Implement the in-memory write buffer of an LSM-tree such that

  1. it supports put, delete (tombstone insertion), get, and ordered iteration;
  2. it can be serialized to disk in a deterministic byte layout shared by Rust, Go, and C++;
  3. the same dump can be reloaded in any of the three languages;
  4. iteration order is byte-lexicographic on keys.

Constraints

  • Keys are arbitrary byte sequences up to 2^32 − 1 bytes (u32 length prefix).
  • Values are arbitrary byte sequences up to 2^32 − 1 bytes; for tombstones the value length is 0.
  • Cross-language interop: the dump format must be identical byte-for-byte and the cross-test script asserts SHA-256 equality of the three dumps.
  • No allocator tricks: simplicity over LevelDB-style arena/skiplist; we use the standard sorted map in each language.
  • No concurrency in this lab: single-threaded API. Concurrency arrives in db-09.

Design decisions

Why a sorted associative container, not a skip list?

Production LSMs (LevelDB, RocksDB) use skip lists because they support concurrent lock-free reads and arena allocation. For this teaching lab those benefits are irrelevant — what matters is determinism, byte-identical serialization, and the fact that iteration is in key order so the flush is a sequential write. Any sorted container satisfies that:

LanguageContainerWhy
RustBTreeMap<Vec<u8>, Entry>Vec<u8>: Ord is byte-lex; balanced.
Gomap[string]Entry + sort.Strings(keys)Avoid third-party sorted maps.
C++std::map<std::vector<uint8_t>, Entry>RB-tree; vector<uint8_t>::operator< is lex.

All three give the same iteration order for identical input, which is what cross-test checks.

Tombstones as entries

A delete(k) replaces whatever entry k had with Entry::Tombstone. Crucially the key is not erased — the tombstone must propagate to the SSTable to shadow older on-disk versions of the key.

On-disk dump layout

   offset  size  field
   ------  ----  --------------------------------
        0     4  magic ASCII "MMT1"
        4     4  count: u32 LE (entry count)
        8     ?  entries, sorted by key ascending:
                   [ klen: u32 LE ]
                   [ vlen: u32 LE ]   (0 if tombstone)
                   [ type: u8     ]   (0 = Value, 1 = Tombstone)
                   [ key bytes    ]
                   [ value bytes  ]

All multi-byte integers little-endian; the file is self-delimiting via count and each entry's two length prefixes. No checksum at this layer — the WAL (db-03) and the SSTable (db-06) carry their own.

Size accounting

size_bytes() returns the on-disk dump size assuming the current contents flush immediately: 8 bytes header + per entry (9 + klen + vlen). This is what an LSM would compare against write_buffer_size.

Error model

The decoder validates:

  • magic == MMT1,
  • enough bytes remain for each header field and the declared key/value spans,
  • type is 0 or 1,
  • tombstones have vlen == 0,
  • no trailing garbage,
  • keys appear in strictly ascending order.

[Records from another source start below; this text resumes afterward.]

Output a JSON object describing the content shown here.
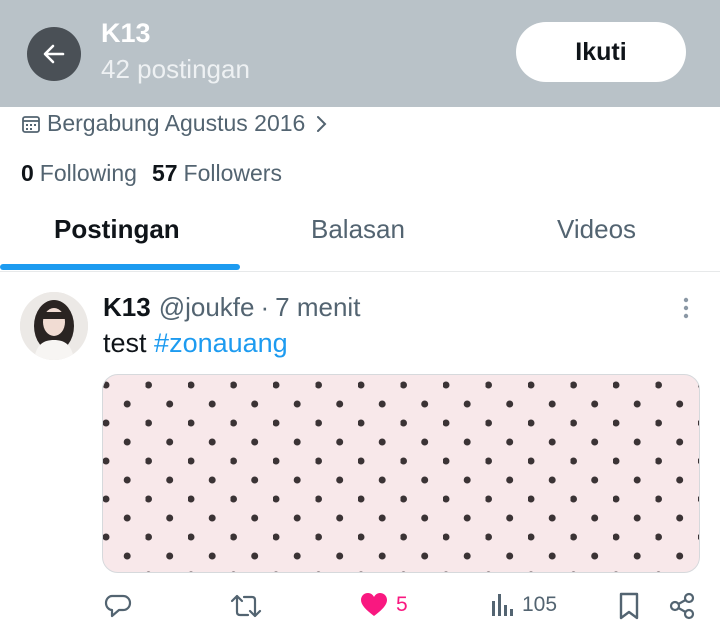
{
  "header": {
    "name": "K13",
    "post_count": "42 postingan",
    "follow_label": "Ikuti"
  },
  "profile": {
    "joined": "Bergabung Agustus 2016",
    "following_count": "0",
    "following_label": "Following",
    "followers_count": "57",
    "followers_label": "Followers"
  },
  "tabs": [
    {
      "label": "Postingan",
      "active": true
    },
    {
      "label": "Balasan",
      "active": false
    },
    {
      "label": "Videos",
      "active": false
    }
  ],
  "tweet": {
    "name": "K13",
    "handle": "@joukfe",
    "sep": "·",
    "time": "7 menit",
    "text": "test",
    "hashtag": "#zonauang",
    "likes": "5",
    "views": "105"
  },
  "colors": {
    "header_bg": "#b9c2c8",
    "accent": "#1d9bf0",
    "like": "#f91880",
    "media_bg": "#f8e8ea",
    "dot": "#3b3335"
  },
  "icons": [
    "back-arrow-icon",
    "calendar-icon",
    "chevron-right-icon",
    "more-vertical-icon",
    "reply-icon",
    "retweet-icon",
    "heart-icon",
    "views-icon",
    "bookmark-icon",
    "share-icon"
  ]
}
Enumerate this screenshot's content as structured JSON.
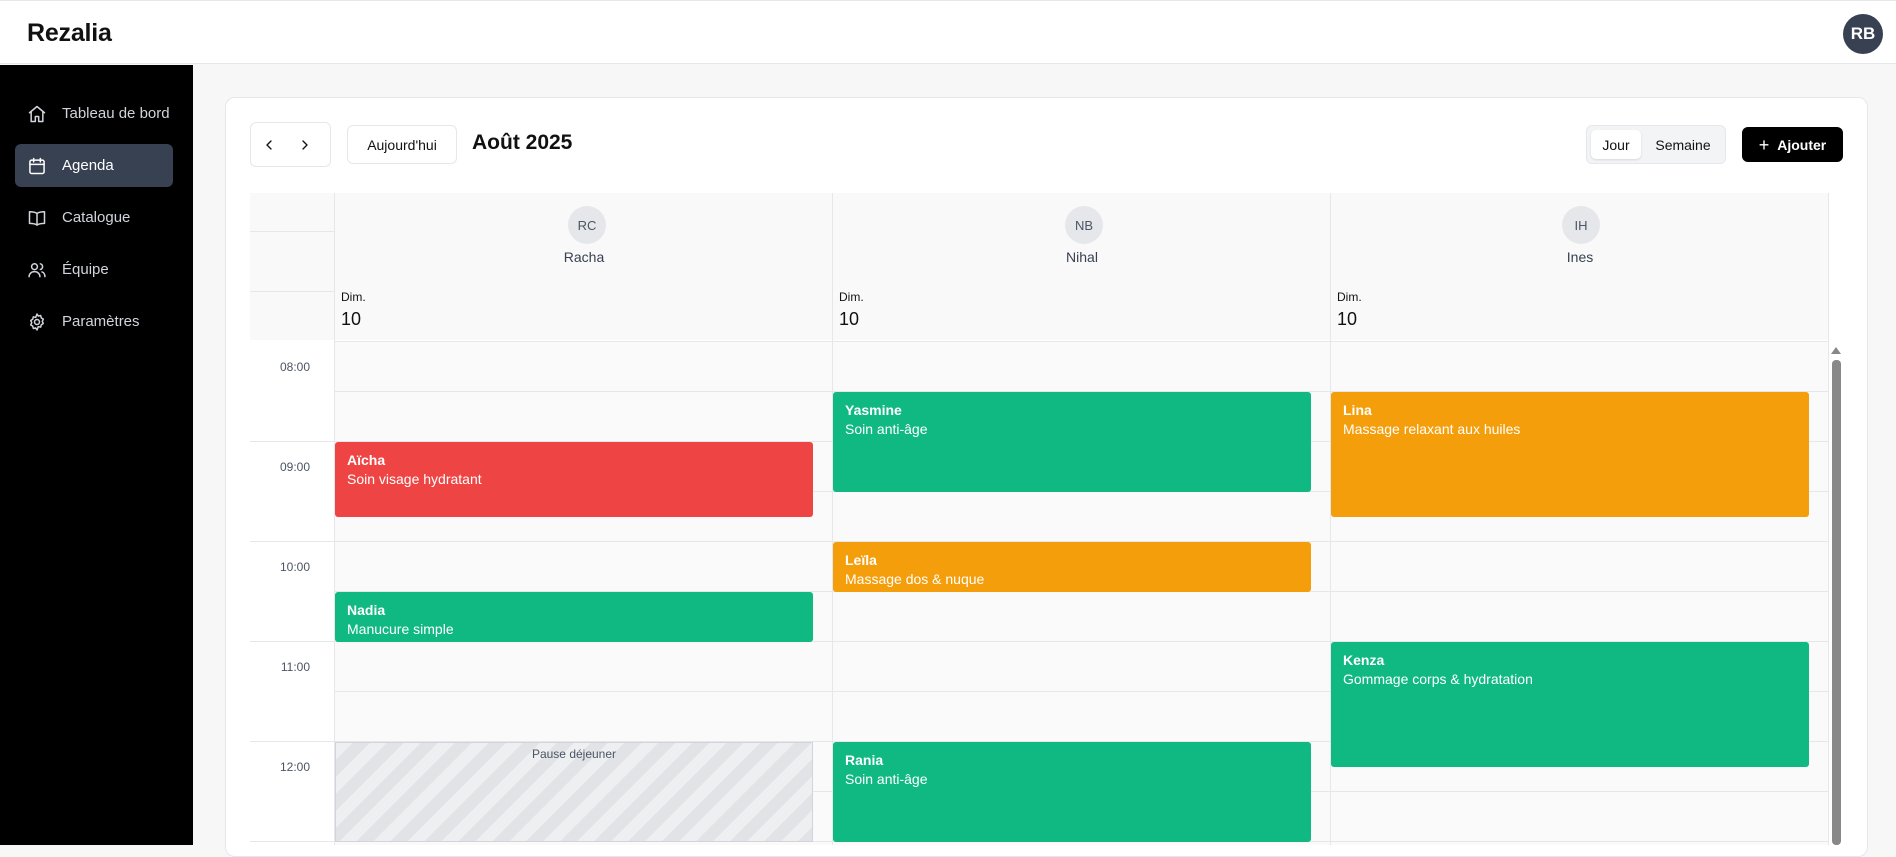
{
  "app": {
    "brand": "Rezalia",
    "user_initials": "RB"
  },
  "sidebar": {
    "items": [
      {
        "label": "Tableau de bord",
        "icon": "home-icon",
        "active": false
      },
      {
        "label": "Agenda",
        "icon": "calendar-icon",
        "active": true
      },
      {
        "label": "Catalogue",
        "icon": "book-icon",
        "active": false
      },
      {
        "label": "Équipe",
        "icon": "users-icon",
        "active": false
      },
      {
        "label": "Paramètres",
        "icon": "gear-icon",
        "active": false
      }
    ]
  },
  "toolbar": {
    "today_label": "Aujourd'hui",
    "month_title": "Août 2025",
    "views": [
      "Jour",
      "Semaine"
    ],
    "active_view": "Jour",
    "add_label": "Ajouter"
  },
  "calendar": {
    "resources": [
      {
        "initials": "RC",
        "name": "Racha",
        "day_short": "Dim.",
        "day_num": "10"
      },
      {
        "initials": "NB",
        "name": "Nihal",
        "day_short": "Dim.",
        "day_num": "10"
      },
      {
        "initials": "IH",
        "name": "Ines",
        "day_short": "Dim.",
        "day_num": "10"
      }
    ],
    "hours": [
      "08:00",
      "09:00",
      "10:00",
      "11:00",
      "12:00"
    ],
    "events": [
      {
        "name": "Aïcha",
        "service": "Soin visage hydratant",
        "color": "#ef4444"
      },
      {
        "name": "Nadia",
        "service": "Manucure simple",
        "color": "#10b981"
      },
      {
        "name": "Yasmine",
        "service": "Soin anti-âge",
        "color": "#10b981"
      },
      {
        "name": "Leïla",
        "service": "Massage dos & nuque",
        "color": "#f59e0b"
      },
      {
        "name": "Rania",
        "service": "Soin anti-âge",
        "color": "#10b981"
      },
      {
        "name": "Lina",
        "service": "Massage relaxant aux huiles",
        "color": "#f59e0b"
      },
      {
        "name": "Kenza",
        "service": "Gommage corps & hydratation",
        "color": "#10b981"
      }
    ],
    "break_label": "Pause déjeuner"
  },
  "colors": {
    "sidebar_bg": "#000000",
    "active_nav": "#374151",
    "green": "#10b981",
    "orange": "#f59e0b",
    "red": "#ef4444"
  }
}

A failure returns an explicit error (Error::* in Rust, error in Go, std::invalid_argument / std::runtime_error in C++) rather than panicking. The encoder cannot fail (no I/O at that layer).

Trade-offs

  • No sequence numbers. Real LSMs prepend a 64-bit (seqno << 8) | type to every internal key so MVCC snapshots can pick the right version. We collapse to "latest write wins" because db-13 reintroduces MVCC.
  • No range tombstones. Each delete shadows exactly one key. RocksDB-style range deletes are db-09 work.
  • No prefix bloom or compressed entries. The MemTable is in RAM; flushing to a proper SSTable (db-06) is where compression and block boundaries appear.
  • Allocation policy: Vec/vector/[]byte-per-entry, not an arena. Allocator pressure becomes interesting only at multi-million-key scales, which we exercise in db-22 benchmarking.

Alternatives considered

  • Skip list with arena (LevelDB style). Better concurrency, cache locality, and drop-the-whole-arena freeing — but the data structure complexity (random levels, acquire/release pointer ops) would dwarf the lab's pedagogical point.
  • Sorted vector with binary search. Lowest memory overhead, but every put is O(n) due to mid-vector insertion. Fine for tiny tables (<1 K entries), terrible beyond that.
  • HashMap with periodic sort. Fast inserts, but iteration is no longer cheap; every flush triggers a sort. Acceptable if flush is rare, painful otherwise.
  • B-epsilon tree. Batches writes inside internal nodes, blurring the line with LSM. Out of scope.